After much debate, the Australian government’s controversial mandatory data retention law has been passed. Telecommunications companies will now be required to retain a defined subset of their customers’ telecommunications data records for two years and allow national security agencies to access these records. Irrespective of certain safeguards which have been implemented, the practical effect of these new laws is that vast amounts of data on the movements and habits of ordinary Australian citizens will be collected by Australian telecommunications companies, involving substantial costs for data retention and the potential for an increased level of surveillance of Australians.
The Telecommunications (Interception and Access) Amendment (Data Retention) Bill 2015 (Cth) (the Bill) does not define “metadata”. Instead, it amends the Telecommunications (Interception and Access) Act 1979 (Cth) (the TIA Act) to specify the kinds of information that telecommunications companies will be required to keep under the new section; 187AA of the TIA Act. This will include metadata for phone and computer use, such as:
- Subscriber or account holder details
- Source and destination of the communication
- Date, time, duration and location of the communication
- Type of services used (eg voice, SMS, email, social media)
- Type of delivery services (eg ADSL, Wi-Fi, VoIP, cable)
Telecommunications companies will only be required to retain the metadata rather than the content of phone calls, emails and web browsing history, all of which are specifically excluded in the legislation. According to the Explanatory Memorandum to the Bill, this is because access to metadata infringes less on personal privacy than on access to content.

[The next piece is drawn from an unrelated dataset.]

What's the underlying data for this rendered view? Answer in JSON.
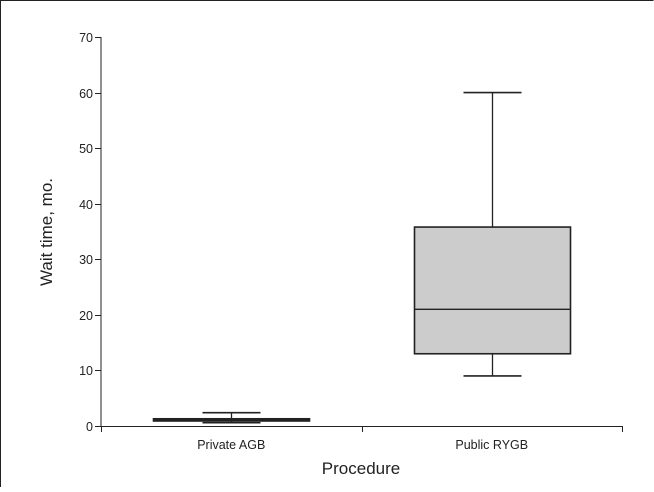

Although the Bill is part of a suite of counter-terrorism measures against home-grown terrorists, privacy advocates have raised concerns about the new law due to the risk of security agencies misusing the personal information of Australians. Legal and media advisors have raised concerns as to the long-term effects the new law could have on journalistic or legal privilege. The additional responsibilities placed on telecommunication sector entities to capture and retain data and information can arguably increase their liability exposure and that of their insurers.
The Australian government has tried to ease these privacy concerns by including what it sees as appropriate safeguards, such as, requiring national security agencies to make a case that access to the data is “reasonably necessary” to an investigation. There is also an independent oversight mechanism allowing the Commonwealth Ombudsman access to agency records and allowing the Parliamentary Joint Committee on Intelligence and Security oversight of the use of metadata by the AFP and ASIO.
Telecommunications companies are now required to encrypt the retained information and protect it from unauthorised interference or unauthorised access, which is in line with the principles under thePrivacy Act 1988 (Cth) for the handling of personal information.
Further, national security agencies accessing phone and computer records pursuant to the new laws, will now be subject to the Australian Privacy Principles for the handling of that information, to the extent that the information constitutes “personal information” for the purposes of the Privacy Act.
Is This Appropriate And Reasonable, Considering The Intrinsically Personal Details That Will Be Held?
The safeguards provide only a level of comfort that the information being retained will be held and used only within defined parameters.
It is important to remember that all systems are subject to breaches, even those maintained by the telecommunications industry and by national security agencies – this is particularly relevant with regard to the current regulatory focus on data breach and privacy related issues and exposures.
It remains to be seen how the implementation of the new laws will unfold and as to whether the intended national security benefits outweigh the financial cost of implementing the regime and the long term effect, which the retention of data might have on the personal privacy of Australians.